Un isolé (2) perçoit aujourd’hui par mois un peu plus de 1000 € lorsqu’il a dépassé la période de six mois qui lui garantissait jusqu’à présent de percevoir 60 % de son dernier salaire brut s’il avait travaillé pendant une durée déterminée. La nouvelle réforme (3) prévoit de diminuer cette somme de 17 %, soit, dans notre exemple, 170 €. Lorsque l’on connaît les difficultés pour une personne de boucler ses fins de mois à l’heure actuelle – et il n’est point besoin d’être grand-clerc pour se les imaginer ! – il va sans dire que cette mesure va plonger les chômeurs un peu plus encore dans le désarroi. Pas tous les chômeurs bien sûr, seulement les plus affaiblis d’entre eux, ceux qui ne peuvent compter sur le soutien d’aucun proche, les jeunes homosexuels en rupture de ban familial par exemple ! A plusieurs titres, Di Rupo est donc un traître !

Qu’il se souvienne de son arrivée en Belgique avec la mamma, telle qu’il la narrait il y a peu dans une émission que lui avait consacré la chaîne de télévision commerciale flamande VTM : c’est à peine si lui et les siens avaient des clous pour se gratter le cul ! Mieux que quiconque, l’Empereur de boulevard devrait donc être sensible au statut des plus démunis. Certes, mais, voyez-vous, le Prems a derrière lui une épouvantable expérience qu’il ne souhaiterait pour rien au monde rééditer. Pour l’avoir croisé à plusieurs reprises en rue, en divers endroits de Bruxelles, le plus souvent du côté de la place Saint-Jean, à deux pas du Parlement bruxellois, je sais que les 541 jours nécessaires à la formation de son gouvernement l’ont transformé littéralement en spectre hagard et errant ! « Nie wieder ! Plus jamais ça ! » a-t-il dû se promettre, fût-ce au détriment de ceux qu’il est supposé défendre en priorité !

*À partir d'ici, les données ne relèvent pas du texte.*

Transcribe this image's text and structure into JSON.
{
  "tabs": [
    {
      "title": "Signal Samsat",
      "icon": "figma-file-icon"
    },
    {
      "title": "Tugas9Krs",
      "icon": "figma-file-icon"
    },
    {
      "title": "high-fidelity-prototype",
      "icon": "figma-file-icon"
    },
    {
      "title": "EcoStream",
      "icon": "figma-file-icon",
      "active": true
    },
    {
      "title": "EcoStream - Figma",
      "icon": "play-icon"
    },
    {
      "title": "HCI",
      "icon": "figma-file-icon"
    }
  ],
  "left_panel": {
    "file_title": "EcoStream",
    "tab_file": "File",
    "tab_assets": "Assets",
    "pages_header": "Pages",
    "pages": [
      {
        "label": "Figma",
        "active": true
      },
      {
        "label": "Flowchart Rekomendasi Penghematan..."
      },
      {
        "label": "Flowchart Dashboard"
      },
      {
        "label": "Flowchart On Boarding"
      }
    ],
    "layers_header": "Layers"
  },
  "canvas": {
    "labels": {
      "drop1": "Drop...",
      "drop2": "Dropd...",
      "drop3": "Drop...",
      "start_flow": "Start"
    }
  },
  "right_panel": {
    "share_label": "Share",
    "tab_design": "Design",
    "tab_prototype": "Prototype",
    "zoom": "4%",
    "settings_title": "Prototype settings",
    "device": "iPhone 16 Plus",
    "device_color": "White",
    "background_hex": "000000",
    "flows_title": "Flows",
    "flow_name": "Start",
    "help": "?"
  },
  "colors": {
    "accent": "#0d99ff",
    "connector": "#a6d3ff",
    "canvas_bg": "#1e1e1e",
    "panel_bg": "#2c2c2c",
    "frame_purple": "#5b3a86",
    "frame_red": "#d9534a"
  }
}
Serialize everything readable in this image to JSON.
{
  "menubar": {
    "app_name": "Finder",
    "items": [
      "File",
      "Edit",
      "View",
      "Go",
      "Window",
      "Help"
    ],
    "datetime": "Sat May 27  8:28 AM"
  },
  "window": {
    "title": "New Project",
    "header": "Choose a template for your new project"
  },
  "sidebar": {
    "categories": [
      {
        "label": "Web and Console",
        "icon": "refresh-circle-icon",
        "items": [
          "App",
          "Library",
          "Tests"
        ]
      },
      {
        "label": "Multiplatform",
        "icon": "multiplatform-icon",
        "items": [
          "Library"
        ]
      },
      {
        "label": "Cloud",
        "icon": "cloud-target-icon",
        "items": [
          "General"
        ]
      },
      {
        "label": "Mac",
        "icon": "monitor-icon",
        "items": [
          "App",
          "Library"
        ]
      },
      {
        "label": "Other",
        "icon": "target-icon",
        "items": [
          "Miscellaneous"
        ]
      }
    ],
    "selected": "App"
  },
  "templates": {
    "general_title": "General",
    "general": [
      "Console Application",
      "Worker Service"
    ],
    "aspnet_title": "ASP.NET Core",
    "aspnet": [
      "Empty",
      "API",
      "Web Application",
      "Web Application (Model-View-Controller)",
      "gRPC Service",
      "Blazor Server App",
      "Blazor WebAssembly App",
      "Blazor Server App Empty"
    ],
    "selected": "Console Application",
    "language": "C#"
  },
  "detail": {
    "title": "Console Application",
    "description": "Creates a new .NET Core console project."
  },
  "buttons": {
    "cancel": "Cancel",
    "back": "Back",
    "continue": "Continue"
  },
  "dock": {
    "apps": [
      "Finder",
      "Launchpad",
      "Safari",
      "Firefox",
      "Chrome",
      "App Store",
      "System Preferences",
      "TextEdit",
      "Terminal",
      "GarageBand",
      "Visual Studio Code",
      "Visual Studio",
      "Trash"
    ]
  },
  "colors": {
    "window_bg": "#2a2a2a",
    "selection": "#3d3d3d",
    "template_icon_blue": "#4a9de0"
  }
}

Certes, le premier ministre belge est réputé être, en toute une série de domaines, un asexué, histoire de garder l’église au milieu du village et de faire preuve d’impartialité face aux nombreux courants idéologiques, aux appartenances culturelles et linguistiques diverses, etc. Il n’en demeure pas moins qu’il a cédé sur un dossier de trop. A qui ? A de petites bourgeoises endimanchées à la Christine Defraigne, libérale, présente sur le plateau de l’émission de la RTBF « Mise au Point » consacrée, ce dimanche, à la problématique… des petites bourgeoises endimanchées toujours promptes à donner des leçons du haut de leur supériorité financière mais qui n’ont jamais eu à travailler réellement de leur vie. Dans son cas, c’était parce que papa s’était déjà fait un nom en politique et que la bourgeoise n’a eu qu’à reprendre le flambeau ! Mais les petites bourgeoises ne se trouvent pas que du côté libéral : le Parti Social-Compassionnel, et même les socialistes, en ont également leur part !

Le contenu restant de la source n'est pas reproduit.